Exposition, Festival international du graphisme et de l'affiche de Chaumont 2010
Scénographie et réalisation

(Ouvrir) les plus beaux livres présentait la sélection des plus beaux livres français
dans le contexte particulier du festival international de l'affiche
et du graphisme de Chaumont et comme suite au deux travaux de scénographie
sur les expositions WYSIWYG,  s'appuyant déjà sur la difficulté de présenter un livre
à la fois pour son contenu et son contenant.
Le seul moyen de montrer un livre semble être… de montrer directement le livre.
Il fonctionne comme un organisme, et l'analyser, c'est à dire le décomposer
en petits éléments distincts annule son fonctionnement global. 

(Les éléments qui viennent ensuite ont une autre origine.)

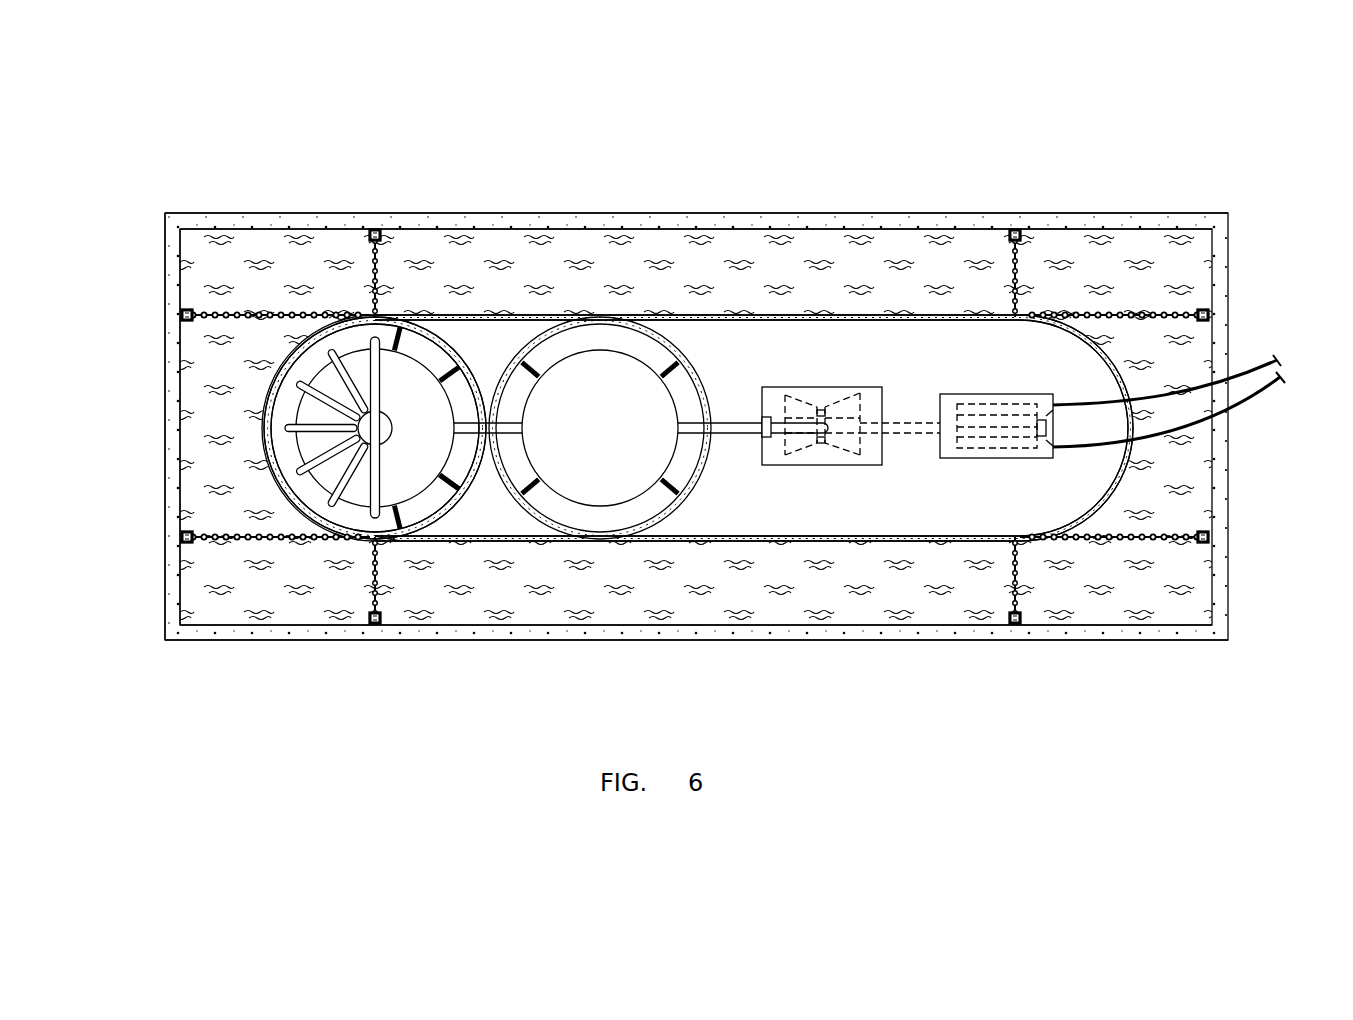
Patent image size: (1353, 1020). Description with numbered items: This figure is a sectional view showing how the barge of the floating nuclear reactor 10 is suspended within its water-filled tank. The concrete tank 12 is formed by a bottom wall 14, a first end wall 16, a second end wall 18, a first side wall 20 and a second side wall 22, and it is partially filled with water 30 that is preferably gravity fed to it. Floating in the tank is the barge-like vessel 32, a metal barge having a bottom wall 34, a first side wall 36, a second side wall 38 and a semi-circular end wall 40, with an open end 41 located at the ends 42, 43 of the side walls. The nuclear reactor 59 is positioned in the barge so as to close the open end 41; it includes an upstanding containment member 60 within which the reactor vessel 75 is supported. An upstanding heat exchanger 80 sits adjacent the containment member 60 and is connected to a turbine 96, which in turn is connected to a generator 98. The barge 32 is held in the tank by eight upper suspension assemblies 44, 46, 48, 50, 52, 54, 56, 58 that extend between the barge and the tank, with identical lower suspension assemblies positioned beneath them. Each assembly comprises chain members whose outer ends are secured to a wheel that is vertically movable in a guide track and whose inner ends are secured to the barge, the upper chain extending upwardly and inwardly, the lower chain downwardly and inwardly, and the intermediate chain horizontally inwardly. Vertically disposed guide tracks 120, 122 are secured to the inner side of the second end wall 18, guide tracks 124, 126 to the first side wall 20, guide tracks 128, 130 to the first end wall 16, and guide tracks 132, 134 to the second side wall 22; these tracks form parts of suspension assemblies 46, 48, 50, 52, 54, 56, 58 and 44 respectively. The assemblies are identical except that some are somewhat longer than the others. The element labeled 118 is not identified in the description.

The floating nuclear reactor 10 is at (740, 340).
The concrete tank 12 is at (1178, 205).
The bottom wall 14 is at (770, 598).
The first end wall 16 is at (158, 485).
The second end wall 18 is at (1228, 350).
The first side wall 20 is at (663, 640).
The second side wall 22 is at (640, 213).
The water 30 is at (873, 597).
The barge-like vessel 32 is at (1130, 478).
The bottom wall 34 is at (917, 520).
The first side wall 36 is at (928, 543).
The second side wall 38 is at (950, 313).
The semi-circular end wall 40 is at (1117, 368).
The open end 41 is at (445, 525).
The end of side wall 42 is at (388, 540).
The end of side wall 43 is at (378, 313).
The upper suspension assembly 44 is at (1027, 257).
The upper suspension assembly 46 is at (1167, 310).
The upper suspension assembly 48 is at (1183, 553).
The upper suspension assembly 50 is at (1037, 590).
The upper suspension assembly 52 is at (370, 600).
The upper suspension assembly 54 is at (214, 540).
The upper suspension assembly 56 is at (222, 323).
The upper suspension assembly 58 is at (370, 260).
The nuclear reactor 59 is at (270, 410).
The containment member 60 is at (292, 335).
The reactor vessel 75 is at (462, 470).
The heat exchanger 80 is at (665, 518).
The turbine 96 is at (845, 470).
The generator 98 is at (1050, 470).
The cable connectors 118 is at (1277, 363).
The guide track 120 is at (1212, 305).
The guide track 122 is at (1205, 545).
The guide track 124 is at (1010, 620).
The guide track 126 is at (380, 622).
The guide track 128 is at (187, 542).
The guide track 130 is at (187, 310).
The guide track 132 is at (378, 228).
The guide track 134 is at (1010, 235).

Si on dissèque une grenouille, on peut comprendre comment elle fonctionne,
mais la grenouille ne fonctionne plus.
Mettant en évidence ce paradoxe, l’ensemble de la conception de cette exposition
est pensé comme une performance, une expérience physique explorant
la matière concrète des livres et donnant lieu directement à une installation.
Les livres sont littéralement disséqués pour faire apparaitre leur structure,
grille, contenus, lecture, rythme, composition, matière, fabrication...

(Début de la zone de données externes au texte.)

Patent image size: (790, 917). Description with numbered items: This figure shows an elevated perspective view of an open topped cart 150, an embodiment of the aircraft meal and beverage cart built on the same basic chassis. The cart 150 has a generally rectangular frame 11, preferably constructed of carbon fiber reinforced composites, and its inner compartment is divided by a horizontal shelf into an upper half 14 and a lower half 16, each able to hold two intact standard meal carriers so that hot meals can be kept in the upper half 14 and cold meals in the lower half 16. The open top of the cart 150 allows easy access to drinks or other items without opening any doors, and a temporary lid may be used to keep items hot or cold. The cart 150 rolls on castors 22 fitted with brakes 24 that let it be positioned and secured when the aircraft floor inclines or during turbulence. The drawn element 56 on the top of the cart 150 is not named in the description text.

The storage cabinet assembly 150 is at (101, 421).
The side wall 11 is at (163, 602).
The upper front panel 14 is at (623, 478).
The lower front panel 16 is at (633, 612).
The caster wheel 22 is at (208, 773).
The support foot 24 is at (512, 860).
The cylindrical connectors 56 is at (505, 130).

Cette dissection amoureuse révèle en creux le travail de l’auteur, du graphiste,
de l’éditeur, de l’imprimeur... et du lecteur.
Parallelement, cette disposition met en lumière la nécessité d'une manipulation
pour pouvoir réellement aborder l'objet-livre dans son intégralité.
Ce dispositif visant à une préparation du regard, le visiteur déambule dans
un premier espace présentant les livres «écorchés», analysés et démembrés
par un geste scientifique mais sacrilège, pour découvrir ensuite aux balcons
de l'étage supérieur les livres entiers et intacts, plus disponibles
que jamais pour une consultation... avec le regard "préparé".

Finalement, l'exposition revient à mettre le livre entre les mains du visiteur,
mais dans un cadre particulier qui dirige le regard sur certains aspects spécifiques.